One year ago
»» Quantitative Investment Management, the Charlottesville, Va., managed futures firm, planned to enter as many as 30 new futures markets and tweak its leverage policy to allow for more flexibility. “We sought to develop a better way to de-lever during periods of subpar performance while also allowing for a smoother return to full leverage as performance improves,” wrote QIM chief executive Jaffray Woodriff in a March 2011 letter to investors.
Following its old policy, QIM could only lever and de-lever in 25% increments, a step function that was less flexible than the new policy.
The new tactics may have helped turn around its flagship Quantitative Global Program, which gained 4.03% last year after losing 3.40% in 2010. By comparison, the AR Managed Futures Index lost 2.98% last year. This year, however, the fund is down 5.81% in the first two months of 2012, which QIM blamed on “poor trading in interest rate futures” in a February performance update to investors.
Overall, QIM’s assets grew 3.25% last year to $4.61 billion, according to AR’s Billion Dollar Club rankings.
A spokesman for QIM did not respond to a request for comment.
See also: QIM’s Tactical Aggressive Fund among those up more than 20% in 2011 • QIM reopens to new investors despite flagship’s flagging performance • AR's profile of QIM’s Jaffray Woodriff
»» Sprott Asset Management, the $1.95 billion Canadian firm, took the view that gold was far from a bubble—in fact it was a “surprisingly under-owned asset class” with room to appreciate.
Founder Eric Sprott and research analyst Andrew Morris examined the relative amount of capital market activity in the gold equity markets and concluded there was “no indication of a bubble whatsoever.” They added that “Gold may be trading at all-time nominal highs, but a look at investment flows proves that it isn’t anywhere close to being overbought.”

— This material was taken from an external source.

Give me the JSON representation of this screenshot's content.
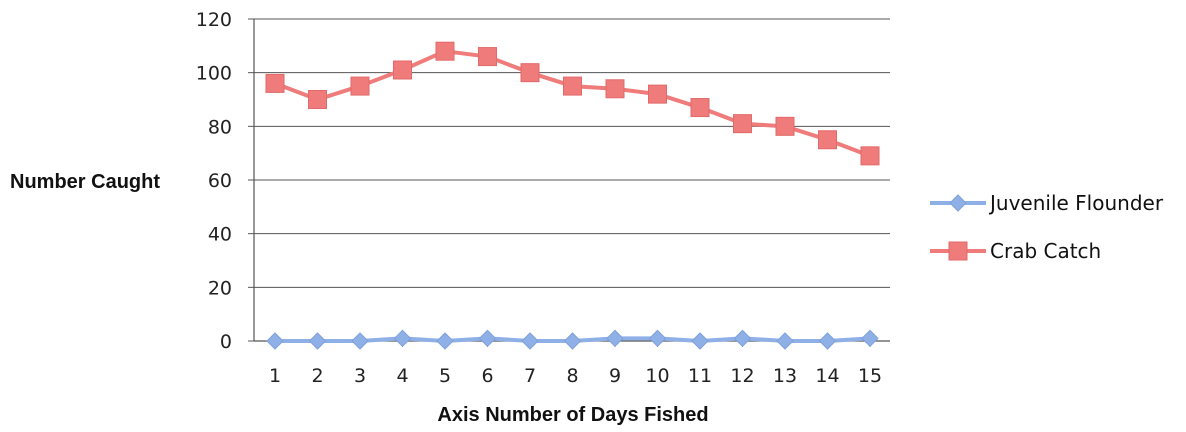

Though the commodity continued to climb in 2011, rising 3.10% (data here), some hedge funds began exiting their positions toward the end of the year.
Sprott and Morris are sticking to their thesis. “Despite yet another year of gold outperformance, the public remains far too underinvested in gold for any claim of a speculative bubble to hold weight. Western central banks in their increasingly desperate attempts to preserve the status quo - which we all know is flawed - have only served to reinforce the growing consensus that any prudent investor should hold at least some portion of their assets in unencumbered physical bullion,” they wrote this week in an email to AR.
“However, as we highlighted last year, a dearth of investment over the past several decades has left investment portfolios grossly underexposed to precious metals. Bringing gold holdings back up to meaningful levels will require much greater investment flows and manifestly higher prices.”
See also: Warren Buffet is wrong about gold…again, Gold at $1,800 is a fool’s bet
Five years ago
»» Conquest Capital Group head Marc Malek had some colorful words for the U.S. Federal Reserve’s monetary policy tightening efforts. “It takes some time to wake up from a drunken stupor. We are there now,” he said, referring to the previous long cycle of easy credit.
The past five years have been mixed for Conquest’s $779 million flagship macro fund. It gained 20.88% 2007 and 45.59% in 2008, but suffered losses in 2009 and 2011 (data here).
Conquest spokeswoman Jessica Grad did not respond to a request for comment.